# Fall looks for NC45/NC50/C7



## califabulous (Sep 3, 2011)

Hey Gals!

  	I need your help!  I want to create a fall look for this season but I can't seem to put away my fluer power blush and bronze-y colors.  I totally love bright lips and nude lips but I think I need to switch it up a bit.

  	All I can come up with are neutral eye looks, dirty plum blusher!  HELP
	

	
	
		
		

		
			





  	What are you all wearing on eyes, lips and cheeks this season (from any brand)?

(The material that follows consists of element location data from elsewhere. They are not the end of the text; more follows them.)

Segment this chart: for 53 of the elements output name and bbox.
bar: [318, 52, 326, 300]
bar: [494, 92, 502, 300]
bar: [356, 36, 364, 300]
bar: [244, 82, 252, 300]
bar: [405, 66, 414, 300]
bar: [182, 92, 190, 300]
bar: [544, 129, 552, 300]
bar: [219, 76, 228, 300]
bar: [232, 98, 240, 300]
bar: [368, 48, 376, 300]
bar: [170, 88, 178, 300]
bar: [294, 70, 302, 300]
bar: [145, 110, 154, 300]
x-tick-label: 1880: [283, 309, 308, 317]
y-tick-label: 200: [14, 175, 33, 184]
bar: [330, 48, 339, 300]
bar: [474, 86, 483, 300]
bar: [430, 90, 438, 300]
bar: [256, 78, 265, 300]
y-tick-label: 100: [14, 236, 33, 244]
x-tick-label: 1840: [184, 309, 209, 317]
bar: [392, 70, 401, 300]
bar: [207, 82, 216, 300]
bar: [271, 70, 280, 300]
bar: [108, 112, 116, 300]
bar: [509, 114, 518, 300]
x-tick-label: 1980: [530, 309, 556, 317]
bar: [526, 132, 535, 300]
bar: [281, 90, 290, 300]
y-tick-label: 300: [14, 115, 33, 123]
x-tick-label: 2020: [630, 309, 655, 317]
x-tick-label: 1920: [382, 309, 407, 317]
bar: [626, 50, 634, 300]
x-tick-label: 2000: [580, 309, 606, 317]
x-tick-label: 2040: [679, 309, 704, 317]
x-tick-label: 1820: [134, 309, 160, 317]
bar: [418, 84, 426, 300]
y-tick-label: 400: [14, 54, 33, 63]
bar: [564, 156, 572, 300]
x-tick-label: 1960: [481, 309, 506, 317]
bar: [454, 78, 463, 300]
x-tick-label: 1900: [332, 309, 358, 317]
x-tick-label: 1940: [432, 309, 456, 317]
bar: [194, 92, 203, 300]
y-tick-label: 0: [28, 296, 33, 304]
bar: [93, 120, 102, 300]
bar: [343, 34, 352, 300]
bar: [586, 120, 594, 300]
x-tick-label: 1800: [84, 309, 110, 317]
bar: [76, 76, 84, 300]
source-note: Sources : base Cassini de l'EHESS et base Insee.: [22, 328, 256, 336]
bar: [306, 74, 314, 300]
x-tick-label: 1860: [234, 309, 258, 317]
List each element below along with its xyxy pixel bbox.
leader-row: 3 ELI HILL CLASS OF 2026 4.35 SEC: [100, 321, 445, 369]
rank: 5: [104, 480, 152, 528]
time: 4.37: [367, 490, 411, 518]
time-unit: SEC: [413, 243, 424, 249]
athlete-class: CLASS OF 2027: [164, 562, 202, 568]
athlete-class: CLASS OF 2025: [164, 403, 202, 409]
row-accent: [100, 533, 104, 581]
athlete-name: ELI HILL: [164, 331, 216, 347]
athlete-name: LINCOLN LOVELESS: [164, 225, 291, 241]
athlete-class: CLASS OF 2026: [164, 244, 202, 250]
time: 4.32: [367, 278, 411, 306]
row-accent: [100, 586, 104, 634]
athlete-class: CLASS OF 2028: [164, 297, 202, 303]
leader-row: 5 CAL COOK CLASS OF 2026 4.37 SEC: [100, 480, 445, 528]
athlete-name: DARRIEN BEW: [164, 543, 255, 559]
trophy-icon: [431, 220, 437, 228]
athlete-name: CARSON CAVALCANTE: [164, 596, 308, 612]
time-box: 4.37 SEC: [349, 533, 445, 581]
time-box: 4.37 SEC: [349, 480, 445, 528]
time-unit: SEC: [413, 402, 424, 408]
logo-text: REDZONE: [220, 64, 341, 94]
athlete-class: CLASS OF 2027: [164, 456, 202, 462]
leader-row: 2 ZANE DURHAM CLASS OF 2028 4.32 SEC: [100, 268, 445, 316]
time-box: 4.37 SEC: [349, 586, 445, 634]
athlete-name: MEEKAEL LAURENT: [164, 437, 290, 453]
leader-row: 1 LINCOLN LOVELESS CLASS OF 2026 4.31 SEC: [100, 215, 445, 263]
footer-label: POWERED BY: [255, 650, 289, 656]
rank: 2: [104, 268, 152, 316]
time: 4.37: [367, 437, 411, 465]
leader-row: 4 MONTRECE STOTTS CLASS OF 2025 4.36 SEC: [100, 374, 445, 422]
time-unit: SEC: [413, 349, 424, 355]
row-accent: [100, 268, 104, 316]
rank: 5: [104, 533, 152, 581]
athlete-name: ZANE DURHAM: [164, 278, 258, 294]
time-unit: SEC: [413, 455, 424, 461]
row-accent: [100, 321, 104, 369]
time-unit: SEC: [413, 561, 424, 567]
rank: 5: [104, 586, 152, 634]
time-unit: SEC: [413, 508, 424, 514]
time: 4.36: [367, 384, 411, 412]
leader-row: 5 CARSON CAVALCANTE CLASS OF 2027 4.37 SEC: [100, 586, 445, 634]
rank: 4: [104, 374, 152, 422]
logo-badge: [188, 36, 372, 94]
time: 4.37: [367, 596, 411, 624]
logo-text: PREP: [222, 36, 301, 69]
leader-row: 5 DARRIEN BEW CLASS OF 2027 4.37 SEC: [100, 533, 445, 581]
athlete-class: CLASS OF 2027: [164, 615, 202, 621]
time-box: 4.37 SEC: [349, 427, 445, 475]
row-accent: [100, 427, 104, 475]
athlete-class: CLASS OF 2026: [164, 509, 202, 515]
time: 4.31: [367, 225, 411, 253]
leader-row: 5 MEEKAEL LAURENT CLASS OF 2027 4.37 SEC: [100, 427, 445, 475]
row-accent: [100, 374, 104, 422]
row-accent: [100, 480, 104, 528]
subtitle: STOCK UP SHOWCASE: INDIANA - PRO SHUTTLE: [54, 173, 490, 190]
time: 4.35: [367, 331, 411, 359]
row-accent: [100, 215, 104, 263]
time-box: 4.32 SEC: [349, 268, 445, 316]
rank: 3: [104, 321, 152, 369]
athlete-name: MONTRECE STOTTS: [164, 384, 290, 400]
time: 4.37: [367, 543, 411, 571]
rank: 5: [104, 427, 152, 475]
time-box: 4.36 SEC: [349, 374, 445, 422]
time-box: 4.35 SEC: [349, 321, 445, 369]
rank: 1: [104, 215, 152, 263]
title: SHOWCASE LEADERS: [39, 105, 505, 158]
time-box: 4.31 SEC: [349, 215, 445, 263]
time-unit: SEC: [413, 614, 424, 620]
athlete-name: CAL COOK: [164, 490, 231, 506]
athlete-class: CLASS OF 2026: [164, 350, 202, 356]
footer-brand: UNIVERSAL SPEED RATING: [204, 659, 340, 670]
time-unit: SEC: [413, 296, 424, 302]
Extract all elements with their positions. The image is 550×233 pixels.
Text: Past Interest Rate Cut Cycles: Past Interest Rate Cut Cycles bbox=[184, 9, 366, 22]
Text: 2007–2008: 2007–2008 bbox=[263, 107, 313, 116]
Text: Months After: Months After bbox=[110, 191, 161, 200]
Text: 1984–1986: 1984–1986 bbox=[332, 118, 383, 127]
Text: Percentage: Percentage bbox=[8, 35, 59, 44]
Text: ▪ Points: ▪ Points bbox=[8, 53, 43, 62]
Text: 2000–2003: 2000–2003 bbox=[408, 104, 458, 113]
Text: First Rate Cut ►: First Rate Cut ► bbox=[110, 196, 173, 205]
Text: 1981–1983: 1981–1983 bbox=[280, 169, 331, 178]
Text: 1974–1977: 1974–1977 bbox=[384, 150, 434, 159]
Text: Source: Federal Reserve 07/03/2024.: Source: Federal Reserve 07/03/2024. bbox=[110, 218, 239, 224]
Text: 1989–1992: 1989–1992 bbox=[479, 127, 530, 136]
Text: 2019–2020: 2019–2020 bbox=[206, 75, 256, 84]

THANKS!


----------



## afulton (Sep 10, 2011)

This week, I have been wearing the colors from the MAC Me Over Collection.  Here are some combinations:

  	Base:  Treasure Hunt Paint Pot (Posh Paradise collection)
  	Lid:  Mythical eyeshadow
  	Crease:  Carbonized
  	Highlight:  Modette eyeshadow (Warm and Cozy collection)

  	Base:  Groundwork paintpot
  	Lid:  Carbonized
  	Highlight:  Ricepaper

  	Base:  Groundwork paintpot
  	Lid:  Outre eyeshadow
  	Crease:  Carbonized eyeshadow
  	Highlight:  Arena

  	I have used Torrid Blush, Queen Ebony Bronzer as contour and MAC Golden Bronze powder as highlight.  I also used Ambering Rose with Queen Ebony Bronzer as contour.

  	HTH


----------